と。わたしからすれば、何故自分が怒られなければならなかったのかまったく分からない上に、母のことを傷つけてしまったらしい自分がたまらなく情けなく、恥ずかしい気持ちになったのを覚えています。そしてそのことは「わたしが風邪を引くと、どうやらおばあちゃんはお母さんを叱るらしい」と言う条件づけとなり、そうならないようにしようと神経を張り巡らして自分自身を厳しく監視するようになりました。

 

 

 他にもこんなことがありました。「人からモノを貰ったら、必ず報告しなさい。」と祖母から言われた私は、母方の祖母からおこづかいを貰ったことを祖母に報告したのです。すると、後になって母から、「おばあちゃんから、里で甘やかすなって怒られたわよ。」となじられたのです。わたしは言われたことをしただけ。それなのに、なぜか誰もハッピーにならないことに次第にフラストレーションを感じるようになりました。気づけば、人のコトバの裏側を「~~とは言っているけれど、ほんとうは~~かもしれない」と言う可能性をいくつも同時に思考上に並列できるようになっていったのでした。

 

 

 幼児期から児童期になる際、人の脳は最も効率的に物事が自動処理できるよう、脳のニューロンの剪定が行われることが知られています。先ほどの例でいえば、「風邪ひいたみたい」と子どもから言われた母親が、「どうしたの?熱があるかな?ちょっと測ってみようか。」とか「じゃあ、お布団を引くから、いい子で寝ていようか。」と言った一貫性のある反応をしたとします。すると安心した子どもは、「具合が悪くなったら、お母さんに言おう!」と学習し、その後は他の行動の可能性を切り捨てて、いつも同じ行動をするようになります。これがニューロンの剪定です。ところが私の場合はどうだったのかと言うと、母親からは具合が悪い状態への共感が貰えず、挙句の叱られ、何をすれば良かったのか安定のテンプレートが得られず、その代わりに、「もしかしたら~~だったのかな?ひょっとしたら~~の方がよかったのかな?」と、相手の脳につながるべく複数の反応パターンを思索することになってしまいました。

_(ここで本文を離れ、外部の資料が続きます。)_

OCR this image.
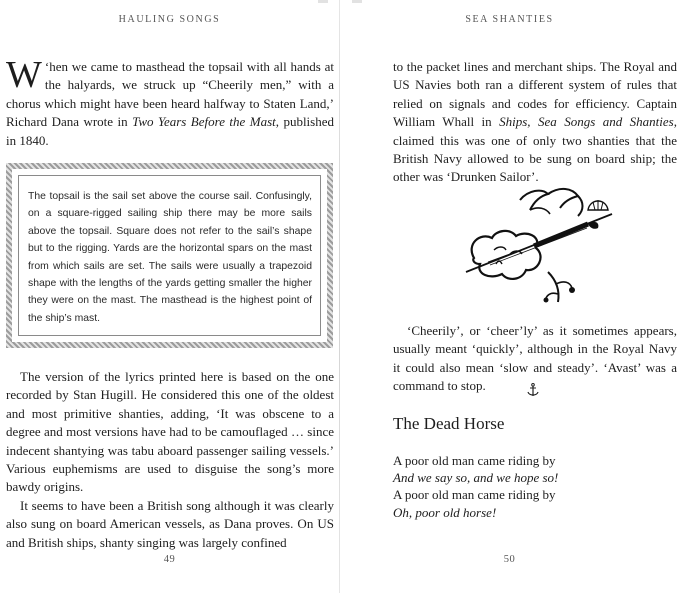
HAULING SONGS

‘
W hen we came to masthead the topsail with all hands at the halyards, we struck up “Cheerily men,” with a chorus which might have been heard halfway to Staten Land,’ Richard Dana wrote in Two Years Before the Mast, published in 1840.

The topsail is the sail set above the course sail. Confusingly, on a square-rigged sailing ship there may be more sails above the topsail. Square does not refer to the sail’s shape but to the rigging. Yards are the horizontal spars on the mast from which sails are set. The sails were usually a trapezoid shape with the lengths of the yards getting smaller the higher they were on the mast. The masthead is the highest point of the ship’s mast.

The version of the lyrics printed here is based on the one recorded by Stan Hugill. He considered this one of the oldest and most primitive shanties, adding, ‘It was obscene to a degree and most versions have had to be camouflaged … since indecent shantying was tabu aboard passenger sailing vessels.’ Various euphemisms are used to disguise the song’s more bawdy origins.

It seems to have been a British song although it was clearly also sung on board American vessels, as Dana proves. On US and British ships, shanty singing was largely confined

49
SEA SHANTIES

to the packet lines and merchant ships. The Royal and US Navies both ran a different system of rules that relied on signals and codes for efficiency. Captain William Whall in Ships, Sea Songs and Shanties, claimed this was one of only two shanties that the British Navy allowed to be sung on board ship; the other was ‘Drunken Sailor’.

‘Cheerily’, or ‘cheer’ly’ as it sometimes appears, usually meant ‘quickly’, although in the Royal Navy it could also mean ‘slow and steady’. ‘Avast’ was a command to stop.

The Dead Horse
A poor old man came riding by
And we say so, and we hope so!
A poor old man came riding by
Oh, poor old horse!
50
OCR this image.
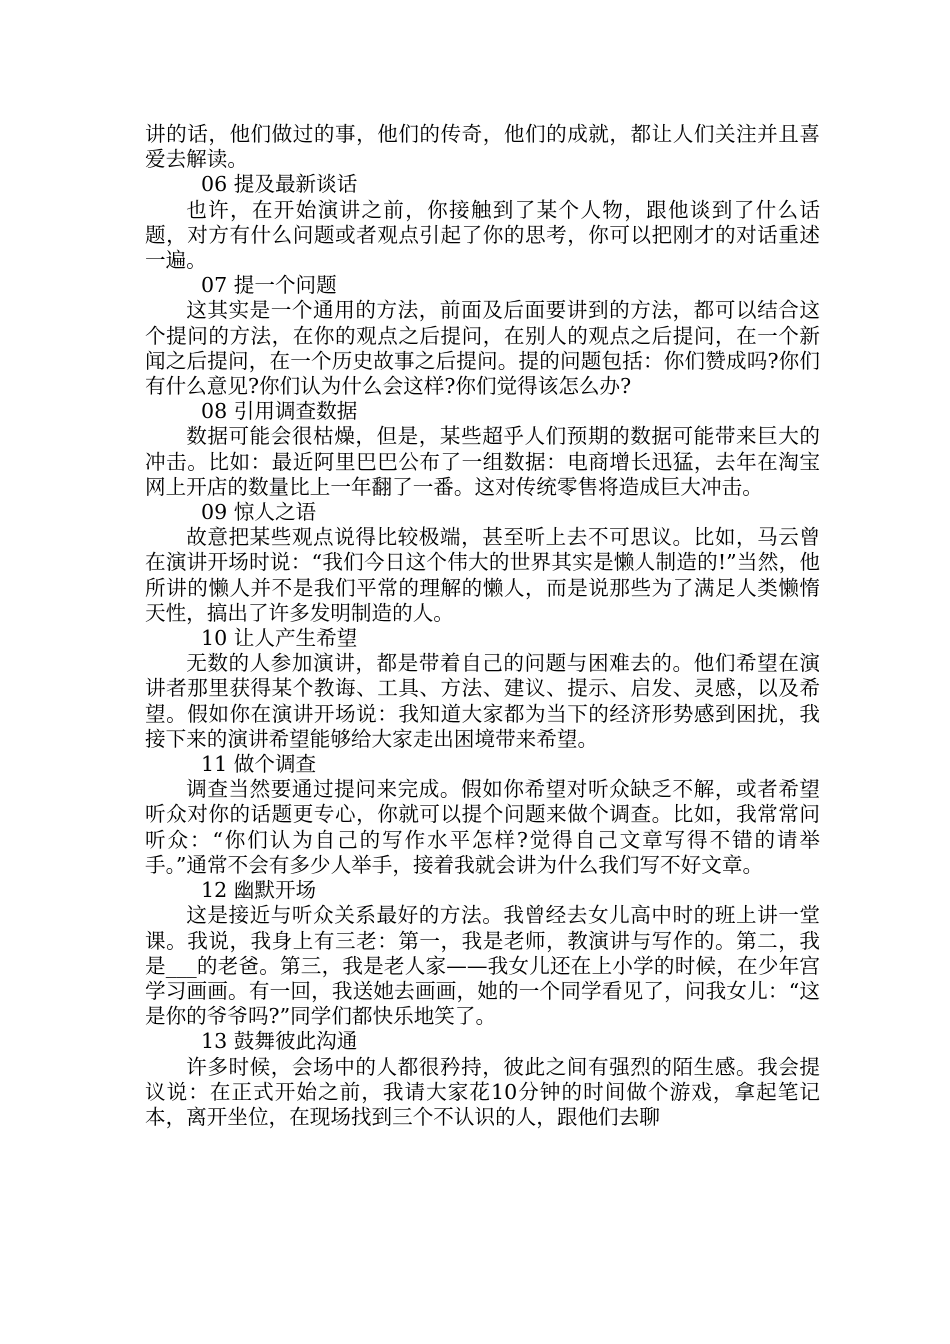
讲的话，他们做过的事，他们的传奇，他们的成就，都让人们关注并且喜爱去解读。

06 提及最新谈话

也许，在开始演讲之前，你接触到了某个人物，跟他谈到了什么话题，对方有什么问题或者观点引起了你的思考，你可以把刚才的对话重述一遍。

07 提一个问题

这其实是一个通用的方法，前面及后面要讲到的方法，都可以结合这个提问的方法，在你的观点之后提问，在别人的观点之后提问，在一个新闻之后提问，在一个历史故事之后提问。提的问题包括：你们赞成吗?你们有什么意见?你们认为什么会这样?你们觉得该怎么办?

08 引用调查数据

数据可能会很枯燥，但是，某些超乎人们预期的数据可能带来巨大的冲击。比如：最近阿里巴巴公布了一组数据：电商增长迅猛，去年在淘宝网上开店的数量比上一年翻了一番。这对传统零售将造成巨大冲击。

09 惊人之语

故意把某些观点说得比较极端，甚至听上去不可思议。比如，马云曾在演讲开场时说：“我们今日这个伟大的世界其实是懒人制造的!”当然，他所讲的懒人并不是我们平常的理解的懒人，而是说那些为了满足人类懒惰天性，搞出了许多发明制造的人。

10 让人产生希望

无数的人参加演讲，都是带着自己的问题与困难去的。他们希望在演讲者那里获得某个教诲、工具、方法、建议、提示、启发、灵感，以及希望。假如你在演讲开场说：我知道大家都为当下的经济形势感到困扰，我接下来的演讲希望能够给大家走出困境带来希望。

11 做个调查

调查当然要通过提问来完成。假如你希望对听众缺乏不解，或者希望听众对你的话题更专心，你就可以提个问题来做个调查。比如，我常常问听众：“你们认为自己的写作水平怎样?觉得自己文章写得不错的请举手。”通常不会有多少人举手，接着我就会讲为什么我们写不好文章。

12 幽默开场

这是接近与听众关系最好的方法。我曾经去女儿高中时的班上讲一堂课。我说，我身上有三老：第一，我是老师，教演讲与写作的。第二，我是___的老爸。第三，我是老人家——我女儿还在上小学的时候，在少年宫学习画画。有一回，我送她去画画，她的一个同学看见了，问我女儿：“这是你的爷爷吗?”同学们都快乐地笑了。

13 鼓舞彼此沟通

许多时候，会场中的人都很矜持，彼此之间有强烈的陌生感。我会提议说：在正式开始之前，我请大家花10分钟的时间做个游戏，拿起笔记本，离开坐位，在现场找到三个不认识的人，跟他们去聊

ニューロンの剪定ができないどころか、神経末梢はボーボーで複雑化してしまったことになります。

 

 

これこそが、

 

①深く情報を処理する


②過剰な刺激を受けやすい


③共感しやすい


④心の境界線が薄い・もろい


⑤疲れやすい


⑥自己否定が強い

 

 

の基盤であり、元凶です。刈り込まれるべき時期に刈り込まれなかったニューロンは、そのまま成長しても引き継がれていきますから、知識や複雑な状況判断が可能となった成人では、もっともっと高度な思索や反応が起きてしまっても不思議ではないでしょう。

 

 

 目に見える暴力やネグレクトがなくても、一見どこにも問題はなく、大切に親に育てられているように見えたとしても、共感のズレや不一致、一貫しない反応や過干渉は長年に渡る「複雑性トラウマ」の理由として十分なのです。そして、それらがいわゆる後天的なHSPと言われている症状の醸成に関わっているとわたしは考えます。